A lot of variables with temperature drop, ambient temperature, humidity, air flow volume, even the temperature going in.
 
8 mud is right too. I recall googling what an accepted temperature drop across the radiator is when my dad was having cooling issues with his car and ppl were trying to determine if it was flowing or blocked w/o a flow meter being put on it.

I believe I found the article. I can't speak for the man's credentials and I did not read it in it's entirety...but it is written in such a way and contains lots of other information that coalesces with what I understand so I buy it for the most part. The excerpt in question and about 1/4 of the way down the page reads "When the inlet temperature is generally around 190°F and the return outlet temperature is 165-175°F or lower, depending upon ambient air temperatures, then we can pretty much agree that the rig is operating per the design parameters that were set by the good folks at AMC at the beginning of the odyssey."

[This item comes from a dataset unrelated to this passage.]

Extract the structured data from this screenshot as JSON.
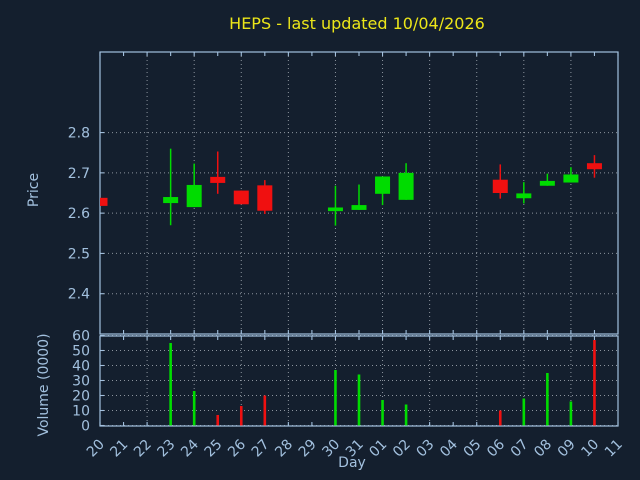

Full page here: http://oljeep.com/rad/edge_radiator.html
 
Worked for an OEM radiator company for years. Details do make a difference. Even the angle of the little windows in the fins is critical to throwing off heat. We verified that with a special testing machine daily. Some aftermarket companies might not do that.
 
Capacity is 3 gallons. I think a lot of overheating is due to low coolant. I know I can only get 2.5 gallons in mine...overflow included... I'm going to try and keep adding coolant until I can get 3 gallons in there...but I don't have an overheating issue.